There is the obvious creative decision to find a place that is what’s either in the script or at least works for the scene(s) you need to shoot. But then there is the technical parts to it as well. Is there power? Is there enough power? Is there enough room for everything you’re bringing into the location as far as people, lights, camera, gear, food, etc.? Is there a time issue? You may only have access to certain locations for a set amount of time. If it’s a business of some kind you might only have a few hours while they are closed. You have to make sure you have enough time to shoot what you need to shoot. Audio is another concern. If you have long dialogue scenes but you’re shooting under an El track then chances are you’re going to have some noise. Audio is usually the one thing most people don’t pay attention to until you show up on the day.

For everything I do finding locations is always difficult. Especially when you don’t have money. Bigger productions have money to rent out places when they shoot but when you don’t have that you basically need to borrow, beg, and steal.
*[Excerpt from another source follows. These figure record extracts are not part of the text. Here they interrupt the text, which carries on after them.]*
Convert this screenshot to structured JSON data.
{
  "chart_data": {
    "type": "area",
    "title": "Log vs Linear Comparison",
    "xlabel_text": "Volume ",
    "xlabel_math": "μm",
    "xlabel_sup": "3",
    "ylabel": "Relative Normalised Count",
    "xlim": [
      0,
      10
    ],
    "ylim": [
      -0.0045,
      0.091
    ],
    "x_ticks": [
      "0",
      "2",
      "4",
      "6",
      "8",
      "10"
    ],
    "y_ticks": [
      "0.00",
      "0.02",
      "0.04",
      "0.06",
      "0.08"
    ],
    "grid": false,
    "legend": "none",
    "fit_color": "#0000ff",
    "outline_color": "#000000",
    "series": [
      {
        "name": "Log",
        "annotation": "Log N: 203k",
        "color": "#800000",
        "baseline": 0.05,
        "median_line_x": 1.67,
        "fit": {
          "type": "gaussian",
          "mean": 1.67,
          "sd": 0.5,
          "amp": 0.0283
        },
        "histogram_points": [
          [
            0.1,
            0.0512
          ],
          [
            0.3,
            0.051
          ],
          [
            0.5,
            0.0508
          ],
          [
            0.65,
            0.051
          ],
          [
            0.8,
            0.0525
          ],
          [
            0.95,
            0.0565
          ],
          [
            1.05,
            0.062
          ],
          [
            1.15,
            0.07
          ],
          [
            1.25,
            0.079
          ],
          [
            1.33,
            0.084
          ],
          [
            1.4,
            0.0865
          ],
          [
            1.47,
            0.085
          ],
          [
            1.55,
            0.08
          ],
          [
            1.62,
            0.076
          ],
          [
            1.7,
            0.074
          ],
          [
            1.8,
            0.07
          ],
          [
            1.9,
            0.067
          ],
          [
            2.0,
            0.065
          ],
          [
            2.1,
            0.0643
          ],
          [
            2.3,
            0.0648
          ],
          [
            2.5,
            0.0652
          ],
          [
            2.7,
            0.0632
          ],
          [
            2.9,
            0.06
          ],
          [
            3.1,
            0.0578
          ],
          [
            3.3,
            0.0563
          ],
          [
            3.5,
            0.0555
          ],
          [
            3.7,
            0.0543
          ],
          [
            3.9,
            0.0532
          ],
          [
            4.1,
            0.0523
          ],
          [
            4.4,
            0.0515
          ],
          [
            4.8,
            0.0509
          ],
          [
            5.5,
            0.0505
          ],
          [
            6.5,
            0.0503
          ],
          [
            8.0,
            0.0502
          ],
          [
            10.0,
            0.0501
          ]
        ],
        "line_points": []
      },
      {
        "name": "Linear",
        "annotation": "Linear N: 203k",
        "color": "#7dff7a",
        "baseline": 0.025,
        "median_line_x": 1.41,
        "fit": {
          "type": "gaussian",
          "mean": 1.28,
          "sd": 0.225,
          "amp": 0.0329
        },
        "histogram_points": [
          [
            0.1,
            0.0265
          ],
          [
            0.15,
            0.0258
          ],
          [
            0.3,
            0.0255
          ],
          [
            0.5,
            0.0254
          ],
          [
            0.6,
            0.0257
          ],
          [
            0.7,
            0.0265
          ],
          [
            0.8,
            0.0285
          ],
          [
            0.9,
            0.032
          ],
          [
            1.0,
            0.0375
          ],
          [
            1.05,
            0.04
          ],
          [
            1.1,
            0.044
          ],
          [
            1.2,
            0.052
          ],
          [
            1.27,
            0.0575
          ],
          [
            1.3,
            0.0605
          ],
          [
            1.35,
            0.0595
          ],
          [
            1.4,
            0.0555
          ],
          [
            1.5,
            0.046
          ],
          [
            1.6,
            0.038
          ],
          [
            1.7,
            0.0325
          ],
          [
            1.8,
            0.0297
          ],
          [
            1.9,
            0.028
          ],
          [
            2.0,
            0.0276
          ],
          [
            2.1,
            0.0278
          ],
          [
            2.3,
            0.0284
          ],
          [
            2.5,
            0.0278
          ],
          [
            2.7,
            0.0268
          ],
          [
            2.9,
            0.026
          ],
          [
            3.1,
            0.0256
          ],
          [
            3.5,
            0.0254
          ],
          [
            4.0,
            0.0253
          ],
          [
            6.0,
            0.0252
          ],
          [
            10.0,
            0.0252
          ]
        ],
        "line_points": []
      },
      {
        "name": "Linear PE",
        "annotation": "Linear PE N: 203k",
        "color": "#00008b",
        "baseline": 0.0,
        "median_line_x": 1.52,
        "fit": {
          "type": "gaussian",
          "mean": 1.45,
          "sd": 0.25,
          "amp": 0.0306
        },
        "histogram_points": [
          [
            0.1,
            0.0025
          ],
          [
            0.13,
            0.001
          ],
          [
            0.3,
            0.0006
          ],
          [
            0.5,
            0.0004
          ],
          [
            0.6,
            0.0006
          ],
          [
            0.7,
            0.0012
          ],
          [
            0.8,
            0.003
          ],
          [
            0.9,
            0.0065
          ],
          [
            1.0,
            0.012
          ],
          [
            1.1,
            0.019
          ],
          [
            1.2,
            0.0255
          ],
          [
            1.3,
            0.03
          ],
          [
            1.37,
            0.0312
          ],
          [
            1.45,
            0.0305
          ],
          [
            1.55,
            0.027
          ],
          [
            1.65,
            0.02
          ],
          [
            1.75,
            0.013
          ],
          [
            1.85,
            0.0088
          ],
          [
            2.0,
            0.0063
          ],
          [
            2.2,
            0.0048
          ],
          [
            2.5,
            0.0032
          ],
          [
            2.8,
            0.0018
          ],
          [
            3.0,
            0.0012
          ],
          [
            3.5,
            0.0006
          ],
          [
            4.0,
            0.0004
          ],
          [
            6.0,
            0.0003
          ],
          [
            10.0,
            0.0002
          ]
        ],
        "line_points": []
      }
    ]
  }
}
First things is to see what you have access to. Do you or a family member or a close friend already have access to things? Even houses and apartments. Sometimes when you ask around you’ll be surprised to find things. A friend’s uncle may have access to a cool place through work.

Don’t be shy. Go into places and just ask. Be courteous and compromising and you might be surprised what you can get. If you work with people and show them you have insurance (and if you don’t then get some I cannot stress that enough) you’ll be amazed how often people will be open to letting you shoot in their place.

When in a bind you can always “steal the shot”. If it’s not private property then just show up and get your shot. Minimize what you need. In essence, just show up with your camera and don’t draw attention to what you’re doing. Don’t block the normal flow of things. In most cases you can get the shot you need. Worst case scenario you may be asked to leave. Again, make sure it’s not private property though.

The one thing that works best is to also be flexible. Are you so compelled to shoot a scene in a specific location that looks a certain way because it is crucial to the story or because you think it would look cool? Be open and sometimes putting a scene in a different location from what you originally intended can actually work in your favor. Don’t be so locked into what you want that it’s only going to limit what you can actually do. At the end of the day telling your story is the most important thing no matter where things take place.

Now back to borrowing, begging, and stealing locations for my own film.